Ayudé a Bernard Stachman a enfundarse un viejo abrigo marrón. Le faltaban todos los botones. Estaba tieso de mugre. No era un abrigo de Los Ángeles. Era grueso y pesado, debía proceder de Chicago o de Denver y debía datar de los años treinta.

 

Luego, cogimos las muletas y bajamos laboriosamente la escalera. Bernard llevaba una botella de moscatel en un bolsillo. Llegamos a la entrada y me aseguró que podía cruzar solo la acera y subir al coche. Mi coche estaba aparcado a cierta distancia de la cuneta.

 

Cuando corría dando la vuelta al coche para entrar por el otro lado, oí un grito y a continuación un chapoteo.
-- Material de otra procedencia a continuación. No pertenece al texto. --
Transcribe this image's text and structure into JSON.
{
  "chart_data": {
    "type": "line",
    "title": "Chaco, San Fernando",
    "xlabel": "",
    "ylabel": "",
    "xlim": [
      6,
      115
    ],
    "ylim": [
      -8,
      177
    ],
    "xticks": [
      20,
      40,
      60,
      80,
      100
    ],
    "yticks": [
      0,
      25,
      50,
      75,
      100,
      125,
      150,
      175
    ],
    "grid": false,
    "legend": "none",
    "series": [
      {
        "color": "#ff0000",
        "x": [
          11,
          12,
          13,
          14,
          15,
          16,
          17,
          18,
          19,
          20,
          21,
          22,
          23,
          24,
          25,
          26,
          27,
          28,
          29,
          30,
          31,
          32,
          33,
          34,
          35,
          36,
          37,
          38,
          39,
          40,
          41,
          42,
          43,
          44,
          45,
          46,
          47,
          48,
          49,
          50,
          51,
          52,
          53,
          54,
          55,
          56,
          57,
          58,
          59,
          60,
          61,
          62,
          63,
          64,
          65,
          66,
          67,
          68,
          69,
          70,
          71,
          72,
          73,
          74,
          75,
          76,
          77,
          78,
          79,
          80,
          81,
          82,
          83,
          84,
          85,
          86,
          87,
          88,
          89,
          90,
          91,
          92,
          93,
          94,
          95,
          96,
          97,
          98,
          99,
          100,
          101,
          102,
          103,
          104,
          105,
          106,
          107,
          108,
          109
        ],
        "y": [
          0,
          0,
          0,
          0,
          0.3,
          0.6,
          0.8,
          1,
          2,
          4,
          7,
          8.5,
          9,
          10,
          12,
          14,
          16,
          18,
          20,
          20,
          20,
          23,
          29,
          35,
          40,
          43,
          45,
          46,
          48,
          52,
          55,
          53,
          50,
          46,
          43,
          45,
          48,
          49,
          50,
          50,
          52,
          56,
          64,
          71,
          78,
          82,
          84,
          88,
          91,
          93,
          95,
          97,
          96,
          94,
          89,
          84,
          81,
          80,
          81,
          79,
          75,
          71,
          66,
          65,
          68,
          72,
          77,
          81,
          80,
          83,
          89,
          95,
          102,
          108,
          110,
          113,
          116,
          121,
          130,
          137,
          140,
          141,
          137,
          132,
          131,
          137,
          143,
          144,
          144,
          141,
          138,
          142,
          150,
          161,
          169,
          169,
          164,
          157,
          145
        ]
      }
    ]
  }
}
Estaba lloviendo, llovía mucho. Di otra vez corriendo la vuelta; Bernard se las había arreglado para caerse y quedar encajado en el suelo entre el coche y la acera. El agua le corría por encima. Estaba sentado y el agua lo desbordaba, le cubría los pantalones, le daba en los costados; las muletas flotaban torpemente en su regazo.

 

—No se preocupe —dijo—. Váyase y déjeme.

 

—Pero, por Dios, Barney.

 

—En serio. Váyase. Déjeme. Mi mujer no me quiere.

 

—No es su mujer, Barney. Están divorciados.

 

—A otro perro con ese hueso.

 

—Vamos, Barney, lo ayudaré a levantarse.

 

—No, no. No se moleste. Se lo digo en serio. Usted váyase. Emborráchese sin mí.

 

Lo levanté, abrí la portezuela y lo coloqué en el asiento delantero. Estaba empapado. El agua le caía a chorros. Luego rodeé el coche y me coloqué al volante, a su lado. Barney destapó la botella de moscatel, bebió un trago y me la pasó. Bebí un trago. Luego puse el coche en marcha y salí, mirando por el parabrisas, entre la lluvia, buscando un bar en el que pudiéramos entrar y no vomitar en cuanto le echáramos una ojeada al hediondo urinario.